- Directed by: Gustavo Serena
- Written by: Gustavo Serena; Francesca Bertini;
- Based on: Assunta Spina by Salvatore di Giacomo (play)
- Produced by: Giuseppe Barattolo
- Starring: Francesca Bertini; Gustavo Serena; Carlo Benetti;
- Cinematography: Alberto G. Carta
- Release date: 1915;
- Running time: 73 minutes
- Country: Italy
- Languages: Silent film Italian intertitles

= Assunta Spina (1915 film) =

1915 film

Assunta Spina is a 1915 Italian silent film. Outside Italy, it is sometimes known as Sangue Napolitano ("Neapolitan Blood").

==Plot==
Assunta Spina is a laundress living in Naples, engaged to a violent butcher named Michele Mangiafuoco. She is also courted intensely by Raffaele. When she accepts Raffaele's offer to dance during an open air feast in Posillipo, as she feels Michele is ignoring her, tragedy strikes.

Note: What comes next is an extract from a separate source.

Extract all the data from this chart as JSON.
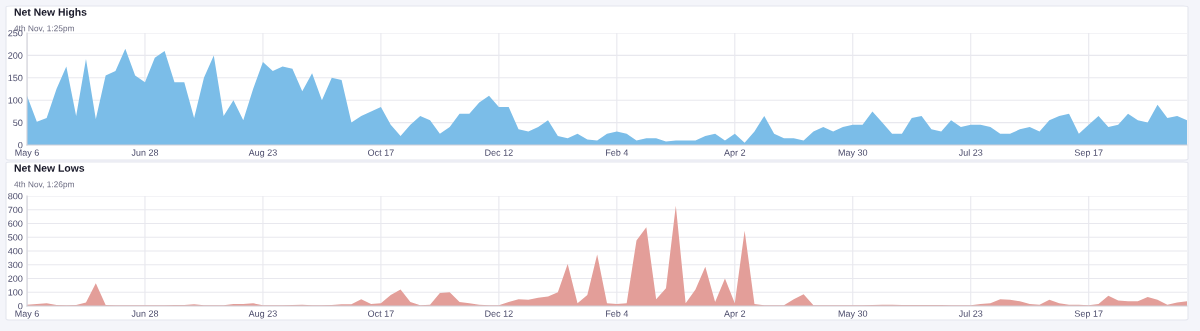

Michele, blinded by rage, slashes her face and is subsequently arrested. During the trial she bears witness in order to rescue him, saying he never wounded her, but the jury does not believe her. She is enticed by the court vice-chancellor to strike a bargain—Michele will stay in the nearby prison of Naples instead of Avellino, and at the end of the punishment Michele will kill the vice-chancellor before Assunta's eyes. She must take responsibility for the act before the eyes of the police in order to save her man.

==Production==
The original novel from which the story was taken was written by Salvatore di Giacomo, and had been adapted to a successful theatre drama in 1909. Before Francesca Bertini became a famous actress, she would perform in this drama as a walk-on in the laundry scenes. Five years later, when she had started her career as a film actress, she and actor-director Gustavo Serena adapted the drama for film. Bertini is sometimes listed as co-director of the film. Bertini claimed with some support that she was the director of the film. The film stock was colorized with 4 colors and distributed worldwide by Caesar Film.

==Cast==
- Francesca Bertini - Assunta Spina
- Gustavo Serena - Michele Boccadifuoco
- Carlo Benetti - Don Federigo Funelli
- Luciano Albertini - Raffaele
- Amelia Cipriani - Peppina
- Antonio Cruichi - Assunta's father
- Alberto Collo - Officer
- Alberto Albertini

==Other versions==
In 1930 the plot of Assunta Spina inspired a new film by Roberto Roberti. Another was produced in 1948, directed by Mario Mattoli, with Anna Magnani and Eduardo De Filippo as the protagonists.